On September 14th, a chartered flight from Texas arrived in Martha’s Vineyard carrying 50 Venezuelan migrants. The plane promptly dropped the migrants off on the island and left leaving the residents of Martha’s Vineyard to care for them.

Ron DeSantis, the Republican Governor of Florida, took responsibility for the relocation the same day. In a statement sent to several news outlets, he said “States like Massachusetts, New York, and California will better facilitate the care of these individuals whom they have invited into our country by incentivizing illegal immigration”.

It is alleged that DeSantis lured migrants from Texas and Florida into agreeing to go with them to Boston where they would receive help. With the help of Greg Abbott, Governor of Texas, DeSantis has been sending migrants from their states to many different major cities across the country to garner awareness for one of their landmark issues: strengthening the southern border.

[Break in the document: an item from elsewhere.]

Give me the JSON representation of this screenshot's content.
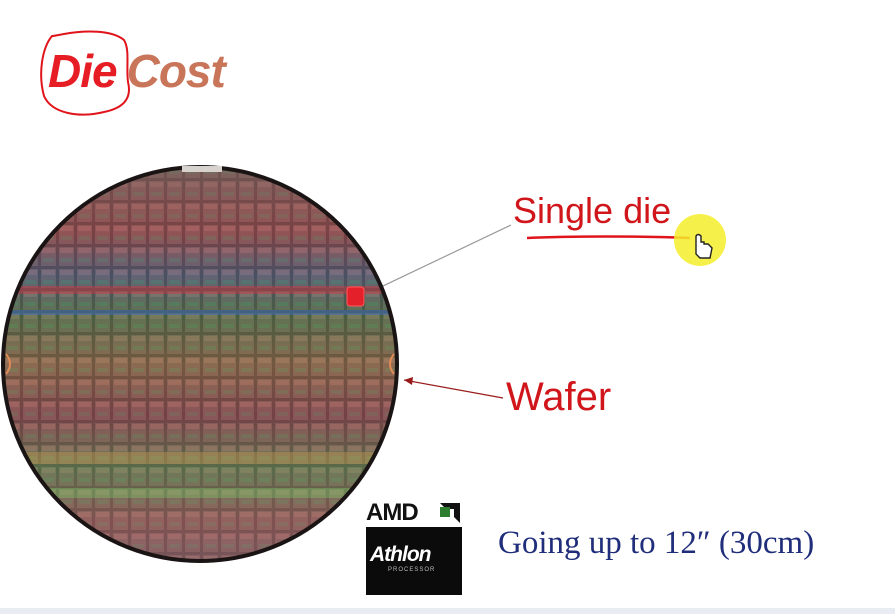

All summer Republican-dominated states, especially those on the southern border, have been sending undocumented immigrants to Democrat-controlled states because of how lenient deportation procedures are there, believing that it sends a dangerous message to immigrants.

Jason Carter, an adjunct professor for the College of Fine Arts, Humanities & Social Sciences at UMass Lowell, believes that the move was done to bring attention to illegal immigration.

“Was it malicious? I do not know. Was it designed for maximum political exposure? I would say absolutely… There was no functional reason for him to do that other than the amount of media attention that that garnered… we have seen politicians on both sides of the aisle try and bring a greater level of media scrutiny or attention to an issue, and they do it through marketing,” said Carter.

Migrants were sent to cities such as Chicago, Washington D.C., New York City and Boston. These cities are known as “sanctuary cities.” States, constitutionally, are not compelled to enforce federal law so many Democratic states have passed laws to resist the deportation process. In a bid for law enforcement to gain the trust of undocumented immigrants, law enforcement in these cities is not allowed to ask about residency status when responding to an emergency. This encourages undocumented people to report crimes, without having to fear being deported.

Many Republicans view sanctuary laws as “incentivizing illegal immigration” and bad-faith posturing. They believe many of the northern, liberal states do not have to bear the burden of immigration since they are not as close to the border as they are.

This time, the stunt garnered more attention because of the destination chosen. Martha’s Vineyard is a nationally famous vacation spot, known for its picturesque beaches and its affluent residents, such as Vice President Kamala Harris who has her second home there.

The residents quickly got together and began to help the migrants by providing them with food and shelter at a local church. Many feel that this was an unethical political stunt and are upset that Governor DeSantis would use human beings as political pawns. They also accuse DeSantis and Abbott of lying or misleading the immigrants as to where they were going, but that claim has been denied by DeSantis’ team.

Days after they arrived, the migrants were sent to Joint Base in Cape Cod and Boston to find adequate housing and employment. On September 20th, a group of the migrants filed a lawsuit against DeSantis accusing him of misleading them and offering them jobs and services if they went to Martha’s Vineyard. The Lawyers for Civil Rights, an organization dedicated to fighting for people of color and immigrants, is helping them with the case.

“Ron DeSantis is very hesitant to engage in, in sort of political posturing, there is always the chance to say that [the lawsuit] probably doesn’t have legs, but a lawsuit’s going to bring a lot of attention, and maybe this is going to bring people’s eyes over to the other side,” said Carter.